今回の会合では、先行して教科担任制を実施している地域として、検討会議の委員である群馬県教委事務局の鈴木佳子学校人事課長、兵庫県教委事務局の村田かおり義務教育課長が、それぞれの事例を紹介した。

群馬県教委の鈴木課長は、教員の多忙化や教材研究の負担を背景に、13~14年ごろから小学校での教科担任制を進めてきたことや、特配教員を活用し、国語・算数を含む4教科以上を教科担任制とする方策を講じていることを紹介。

また、県内の3分の2の中学校で、何らかの形で小学校での専科指導に出向いており、「いずれ中学校に進学する児童の指導を行うことで、専門性の担保とともになめらかな小中連携につながる」と、中学校にとってのメリットも説明した。

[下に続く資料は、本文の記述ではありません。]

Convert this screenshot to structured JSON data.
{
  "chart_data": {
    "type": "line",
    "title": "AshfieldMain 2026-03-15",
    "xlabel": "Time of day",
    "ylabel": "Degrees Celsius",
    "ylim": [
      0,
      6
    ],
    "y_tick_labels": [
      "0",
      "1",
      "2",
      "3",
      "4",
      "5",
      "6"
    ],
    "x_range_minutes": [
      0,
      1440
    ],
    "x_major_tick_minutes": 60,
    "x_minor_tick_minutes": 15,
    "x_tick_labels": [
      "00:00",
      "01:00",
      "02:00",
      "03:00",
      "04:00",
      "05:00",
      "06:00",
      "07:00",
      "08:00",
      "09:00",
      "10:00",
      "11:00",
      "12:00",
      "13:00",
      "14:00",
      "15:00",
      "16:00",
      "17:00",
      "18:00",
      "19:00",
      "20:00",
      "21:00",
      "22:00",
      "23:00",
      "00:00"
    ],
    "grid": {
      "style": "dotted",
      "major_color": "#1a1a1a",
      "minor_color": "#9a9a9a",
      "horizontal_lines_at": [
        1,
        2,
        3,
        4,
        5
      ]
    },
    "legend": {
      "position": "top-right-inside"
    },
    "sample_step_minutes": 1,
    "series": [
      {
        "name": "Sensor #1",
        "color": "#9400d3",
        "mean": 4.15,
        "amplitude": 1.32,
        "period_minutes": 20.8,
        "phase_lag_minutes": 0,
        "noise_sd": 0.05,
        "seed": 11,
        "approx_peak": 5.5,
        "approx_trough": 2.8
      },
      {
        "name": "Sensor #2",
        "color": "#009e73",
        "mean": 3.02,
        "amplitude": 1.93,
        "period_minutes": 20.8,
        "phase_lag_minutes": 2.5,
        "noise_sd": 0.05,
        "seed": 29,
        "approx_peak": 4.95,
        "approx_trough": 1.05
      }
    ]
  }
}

兵庫県教委の村田課長は12年から、担任間の授業交換による教科担任制と、担任と加配教員による少人数授業を組み合わせた「兵庫型教科担任制」を全県で実施している事例を提示した=図表=。交換授業の教科は社会・理科が多く、少人数指導の教科は算数・理科が多くなっているとした。

「兵庫型教科担任制」のイメージ(兵庫県教委事務局・村田かおり義務教育課長提供資料)

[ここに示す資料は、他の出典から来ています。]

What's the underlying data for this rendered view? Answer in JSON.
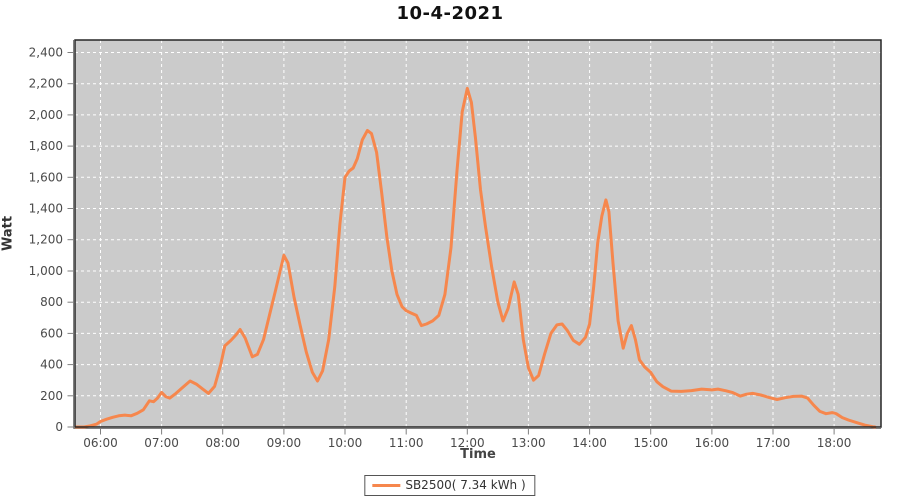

加えて、県内の児童の抽出調査で8割が「授業を楽しいと思うことが多くなった」「担任の先生以外の先生に気軽に話ができるようになった」と回答したことや、教員からも「児童の変化に気付きやすくなり、問題の未然防止・早期対応ができた」「多くの教員が関わることで、児童の良さを認め合う場面が多くなった」という声があがったことを紹介した。

一方で、クラスの数によっては授業交換が複雑になったり、教員の負担軽減につながりにくくなったりすることや、数年にわたって担当しない教科ができることで、特に若手教員の指導の機会が減るといった課題もあるとした。

中教審が9月28日に取りまとめた答申中間案では、小学校高学年からの教科担任制について「授業の質の向上を図り、児童一人一人の学習内容の理解度・定着度の向上と学びの高度化を図ることが重要である」「教師の持ちコマ数の軽減や授業準備の効率化により、学校教育活動の充実や教師の負担軽減に資する」とされている。

委員からは「系統的な学びの保障と働き方改革、どちらに主眼を置くのか」といった問い掛けがあり、文科省の担当官は「まずは子供たちの学びをベースに考える必要があり、子供たちの学習内容の理解の定着、学びの高度化を図っていくために、授業の質の向上を図る」と、今回の検討会議の前提を説明した。

中教審ではまた、専科指導の対象を外国語・理科・算数とする案や、導入に必要な教員定数の確保、小中両方の免許状取得に向けた検討の必要性を示しており、検討会議での議論を通じて具体化を図るとみられる。

文科省は来年度予算案の概算要求で、小学校高学年での教科担任制による専科指導の充実、障害のある児童生徒への通級指導の充実などのため、2397人の教員増を図るとしている。検討会議では、教科担任制の本格導入を目指す2022年度予算の概算要求に向け、来年夏をめどに議論を取りまとめる。